Can you imagine what this means? If, around June 4, they go to Tiananmen Square with a white flower – they may be arrested! Apparently, people with white flowers are enemies of the state! That makes me wonder – are white flowers illegal in China? Or, are people illegal in China? How profoundly wrong is that government – to outlaw either of those, or both of those together!

And so, I want to ask the Chinese people for the white flowers movement of June 4, 2008. Simply take a white flower and head for Tiananmen Square. If many, many people all try to smuggle in white flowers, they cannot stop all of them. If many people answer my call and participate in this activity, then there WILL be white flowers of mourning for the dead victims, finally at last this year, 19 years after the June 4 massacre. People everywhere can show solidarity with this idea by wearing a small white flower on Wednesdays – perhaps every Wednesday until the government meets the demand of the Tiananmen Mothers.
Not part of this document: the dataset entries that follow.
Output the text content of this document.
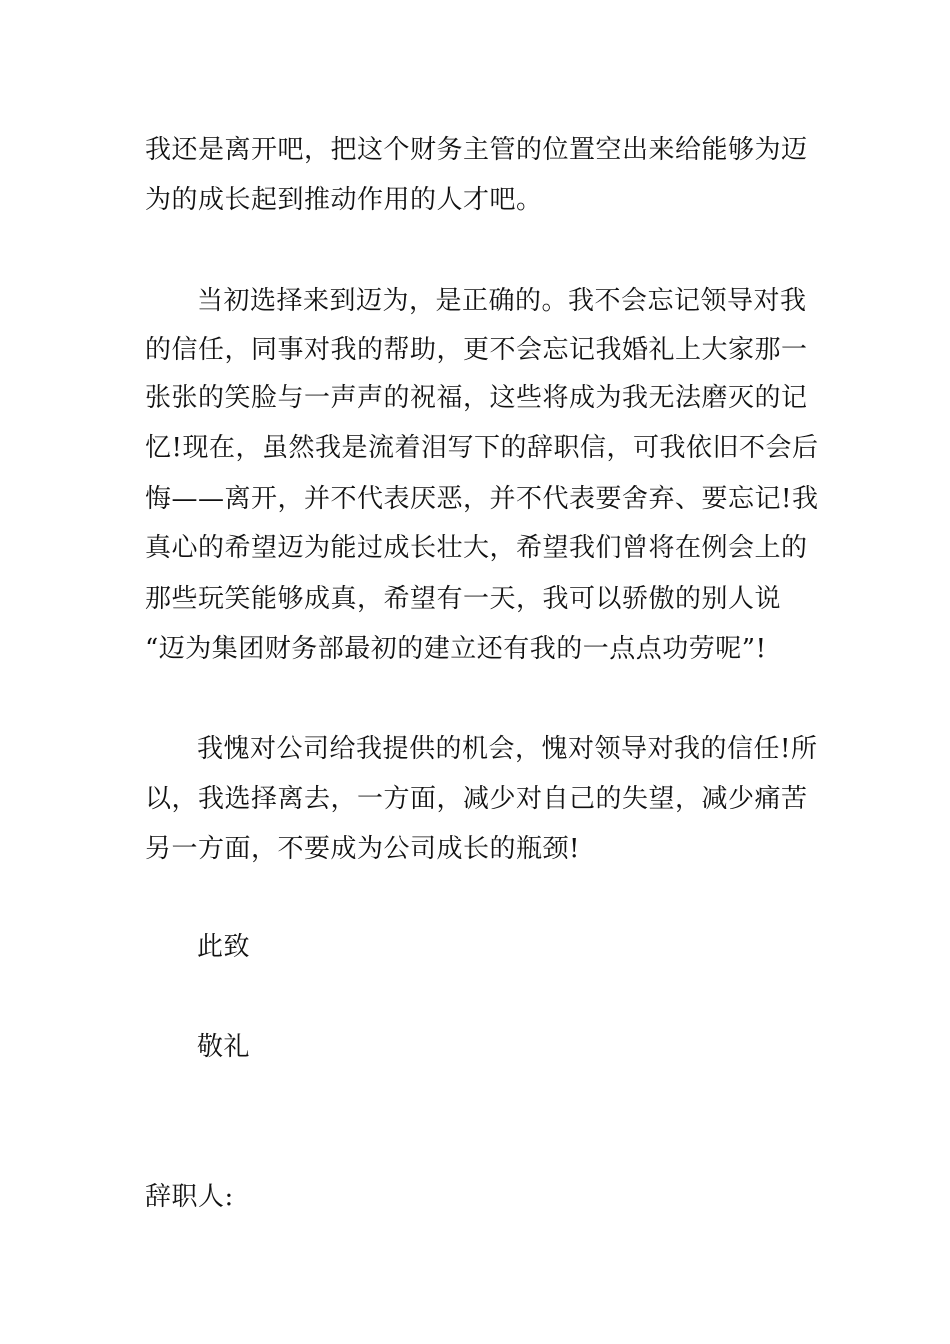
我还是离开吧，把这个财务主管的位置空出来给能够为迈
为的成长起到推动作用的人才吧。
当初选择来到迈为，是正确的。我不会忘记领导对我
的信任，同事对我的帮助，更不会忘记我婚礼上大家那一
张张的笑脸与一声声的祝福，这些将成为我无法磨灭的记
忆!现在，虽然我是流着泪写下的辞职信，可我依旧不会后
悔——离开，并不代表厌恶，并不代表要舍弃、要忘记!我
真心的希望迈为能过成长壮大，希望我们曾将在例会上的
那些玩笑能够成真，希望有一天，我可以骄傲的别人说
“迈为集团财务部最初的建立还有我的一点点功劳呢”!
我愧对公司给我提供的机会，愧对领导对我的信任!所
以，我选择离去，一方面，减少对自己的失望，减少痛苦
另一方面，不要成为公司成长的瓶颈!
此致
敬礼
辞职人:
At this time, I want to thank the organizers for arranging many details in today’s event. We even got the sound and the electricity back on. Good work, guys. I want to remind people that there is a group called China Interim Government. It’s mission is to replace the government of Communist China. And a June 4 student leader, Tang Baiqiao as I mentioned, is an officer at the China Interim Government. And so I hope that we will heed his words and their words. And I thank you for your attention to my speech.